Bereaved daughter writes children’s book to help young people deal with loss of loved one

The grandchildren of Gadi Bar Dor never had the honor of meeting him but their mother decided to introduce her father to them by writing a book. Her book is also helping other children deal with the loss of a loved one.
Ravit Liron and her daughter Gil Photo Credit: Courtesy of the family/Channel 2 News

Gadi Bar Dor’s four grandchildren never met him. Bar Dor was critically injured during the Yom Kippur War and died 13 years later. However, his daughter Ravit Liron never gave up and decided to introduce her children to her father through a book she wrote titled: Grandpa Gadi came for a visit. Her book is also helping other children deal with the loss of a loved one.
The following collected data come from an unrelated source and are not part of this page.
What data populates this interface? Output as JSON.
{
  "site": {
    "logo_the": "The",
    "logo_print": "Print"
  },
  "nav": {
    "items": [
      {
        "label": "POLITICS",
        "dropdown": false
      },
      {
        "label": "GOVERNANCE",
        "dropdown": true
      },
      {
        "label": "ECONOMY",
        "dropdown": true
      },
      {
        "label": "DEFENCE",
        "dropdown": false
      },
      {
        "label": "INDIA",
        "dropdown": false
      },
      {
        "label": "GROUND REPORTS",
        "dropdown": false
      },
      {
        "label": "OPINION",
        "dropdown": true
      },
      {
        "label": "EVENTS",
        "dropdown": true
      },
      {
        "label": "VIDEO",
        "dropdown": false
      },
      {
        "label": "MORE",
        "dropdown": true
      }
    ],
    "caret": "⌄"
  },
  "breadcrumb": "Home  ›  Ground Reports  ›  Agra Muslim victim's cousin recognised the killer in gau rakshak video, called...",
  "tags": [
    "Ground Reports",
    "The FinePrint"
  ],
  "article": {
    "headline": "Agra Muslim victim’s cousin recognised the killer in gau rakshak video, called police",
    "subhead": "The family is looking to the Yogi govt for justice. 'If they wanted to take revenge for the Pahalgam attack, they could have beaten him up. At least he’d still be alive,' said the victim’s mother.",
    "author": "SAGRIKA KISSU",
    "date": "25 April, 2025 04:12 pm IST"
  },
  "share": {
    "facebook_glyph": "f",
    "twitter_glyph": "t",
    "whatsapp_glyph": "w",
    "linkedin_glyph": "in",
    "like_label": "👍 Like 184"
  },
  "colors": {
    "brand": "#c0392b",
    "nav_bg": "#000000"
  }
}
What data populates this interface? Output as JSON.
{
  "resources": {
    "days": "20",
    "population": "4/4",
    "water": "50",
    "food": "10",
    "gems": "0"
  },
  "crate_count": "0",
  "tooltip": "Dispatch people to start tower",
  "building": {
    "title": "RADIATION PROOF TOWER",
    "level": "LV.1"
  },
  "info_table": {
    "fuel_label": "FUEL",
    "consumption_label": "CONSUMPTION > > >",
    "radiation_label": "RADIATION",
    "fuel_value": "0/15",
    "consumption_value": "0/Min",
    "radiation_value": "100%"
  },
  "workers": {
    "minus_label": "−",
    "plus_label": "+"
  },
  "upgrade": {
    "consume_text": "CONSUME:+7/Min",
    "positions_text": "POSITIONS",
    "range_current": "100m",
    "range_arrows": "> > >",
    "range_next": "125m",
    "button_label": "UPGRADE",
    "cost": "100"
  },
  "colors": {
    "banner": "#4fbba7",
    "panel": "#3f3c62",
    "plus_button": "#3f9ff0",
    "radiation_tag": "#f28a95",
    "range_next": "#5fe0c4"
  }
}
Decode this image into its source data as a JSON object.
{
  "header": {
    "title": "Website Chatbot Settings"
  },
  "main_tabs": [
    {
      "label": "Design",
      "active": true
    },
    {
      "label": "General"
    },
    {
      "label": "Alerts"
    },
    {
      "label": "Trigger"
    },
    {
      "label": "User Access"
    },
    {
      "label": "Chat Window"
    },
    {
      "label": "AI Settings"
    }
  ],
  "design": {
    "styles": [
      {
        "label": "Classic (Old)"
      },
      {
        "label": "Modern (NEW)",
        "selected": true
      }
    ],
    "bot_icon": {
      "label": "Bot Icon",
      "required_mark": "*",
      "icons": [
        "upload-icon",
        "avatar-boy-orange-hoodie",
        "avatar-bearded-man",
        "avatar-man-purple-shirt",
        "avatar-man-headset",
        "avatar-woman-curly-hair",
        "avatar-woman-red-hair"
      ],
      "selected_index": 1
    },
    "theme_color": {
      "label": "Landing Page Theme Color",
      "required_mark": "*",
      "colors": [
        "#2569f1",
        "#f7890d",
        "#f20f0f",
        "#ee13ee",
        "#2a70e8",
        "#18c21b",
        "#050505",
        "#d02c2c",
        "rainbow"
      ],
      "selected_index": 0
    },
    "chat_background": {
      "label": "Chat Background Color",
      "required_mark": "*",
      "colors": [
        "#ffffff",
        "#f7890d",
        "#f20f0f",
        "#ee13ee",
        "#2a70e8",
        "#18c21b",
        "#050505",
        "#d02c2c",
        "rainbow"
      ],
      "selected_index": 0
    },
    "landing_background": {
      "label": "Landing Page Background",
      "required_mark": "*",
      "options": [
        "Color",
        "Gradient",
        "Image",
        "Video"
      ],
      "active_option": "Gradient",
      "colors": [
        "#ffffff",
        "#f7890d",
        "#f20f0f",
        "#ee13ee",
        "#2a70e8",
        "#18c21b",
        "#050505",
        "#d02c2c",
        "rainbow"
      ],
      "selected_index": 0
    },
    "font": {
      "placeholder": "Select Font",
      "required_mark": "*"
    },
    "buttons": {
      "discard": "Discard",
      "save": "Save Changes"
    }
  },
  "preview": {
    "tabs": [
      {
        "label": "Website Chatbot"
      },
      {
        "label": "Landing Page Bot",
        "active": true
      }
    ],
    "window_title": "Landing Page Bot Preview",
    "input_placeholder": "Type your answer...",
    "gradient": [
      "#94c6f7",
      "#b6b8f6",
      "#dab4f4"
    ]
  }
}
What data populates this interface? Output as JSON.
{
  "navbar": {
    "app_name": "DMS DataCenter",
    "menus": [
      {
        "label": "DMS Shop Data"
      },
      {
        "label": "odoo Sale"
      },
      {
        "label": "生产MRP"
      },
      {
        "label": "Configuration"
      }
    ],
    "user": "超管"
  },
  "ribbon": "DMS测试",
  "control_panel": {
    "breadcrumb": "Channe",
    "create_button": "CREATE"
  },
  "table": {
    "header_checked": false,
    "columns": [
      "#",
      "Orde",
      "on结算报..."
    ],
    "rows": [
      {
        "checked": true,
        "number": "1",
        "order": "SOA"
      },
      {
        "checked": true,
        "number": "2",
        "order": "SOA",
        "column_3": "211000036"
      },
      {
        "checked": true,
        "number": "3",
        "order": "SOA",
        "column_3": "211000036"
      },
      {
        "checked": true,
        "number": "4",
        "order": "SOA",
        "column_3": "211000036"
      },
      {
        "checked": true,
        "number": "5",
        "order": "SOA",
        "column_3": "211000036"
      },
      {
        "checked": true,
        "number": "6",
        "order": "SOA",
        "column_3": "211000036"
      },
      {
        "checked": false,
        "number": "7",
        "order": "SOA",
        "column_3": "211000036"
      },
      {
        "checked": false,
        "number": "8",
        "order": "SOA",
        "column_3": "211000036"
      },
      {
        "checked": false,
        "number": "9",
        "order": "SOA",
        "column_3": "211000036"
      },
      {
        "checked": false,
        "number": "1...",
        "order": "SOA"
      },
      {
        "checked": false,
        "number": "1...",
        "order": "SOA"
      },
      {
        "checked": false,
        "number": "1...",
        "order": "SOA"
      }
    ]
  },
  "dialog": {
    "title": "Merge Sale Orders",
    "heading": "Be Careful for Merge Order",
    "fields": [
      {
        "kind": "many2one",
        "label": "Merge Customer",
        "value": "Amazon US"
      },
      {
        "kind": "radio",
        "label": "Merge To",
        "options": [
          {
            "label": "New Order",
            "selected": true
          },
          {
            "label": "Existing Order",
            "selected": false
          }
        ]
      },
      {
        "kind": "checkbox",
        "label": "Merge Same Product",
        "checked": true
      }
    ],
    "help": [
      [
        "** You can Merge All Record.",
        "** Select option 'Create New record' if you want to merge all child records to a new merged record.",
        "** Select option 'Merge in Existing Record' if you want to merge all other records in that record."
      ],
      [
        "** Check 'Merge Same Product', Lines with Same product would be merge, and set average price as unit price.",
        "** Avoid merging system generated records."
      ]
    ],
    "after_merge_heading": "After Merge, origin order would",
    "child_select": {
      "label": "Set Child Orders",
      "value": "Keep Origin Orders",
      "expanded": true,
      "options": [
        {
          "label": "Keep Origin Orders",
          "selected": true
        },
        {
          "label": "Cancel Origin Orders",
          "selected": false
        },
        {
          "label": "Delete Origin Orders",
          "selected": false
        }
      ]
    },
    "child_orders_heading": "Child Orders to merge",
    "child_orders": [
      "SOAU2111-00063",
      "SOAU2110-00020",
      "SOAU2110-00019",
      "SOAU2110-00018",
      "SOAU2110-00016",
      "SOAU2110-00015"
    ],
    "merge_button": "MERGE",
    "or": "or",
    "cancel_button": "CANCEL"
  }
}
“At every stage of life, the loss hits you,” explained Liron, who is now married and a mother to two sets of twins. “When my dad was injured, I was just a little girl and all of the stories were just erased from my head. All of a sudden, I had children of my own and I was surrounded by friends whose children have a grandmother and grandfather and so many stories. I felt that I didn’t really have anything besides a grave.”

“Once I was released from the hospital [after giving birth], I took my children to his grave in Kfar Masaryk,” Liron explained. “Every once and a while, we visit his grave. They know that he’s their grandfather.”

The book Photo Credit: Israeli Defense Ministry/Channel 2 News

As the 25th anniversary of his death approached, Liron put together a photo album dedicated to her father’s memory. When she showed it to her family and friends, they urged her to share it with the public. “People around me were suddenly telling me that it could also interest other people,” she said. “When I was told that over and over again, I understood that I really managed to create something special and maybe it was a good idea to try to develop and publish the album.”

The book is divided into two parts. The first part talks about Grandpa Gadi’s special meeting with his grandchildren. In the second part, Liron invites the young readers to meet their loved one who is no longer with them by answering a few questions, carrying out some special tasks and using a bit of imagination.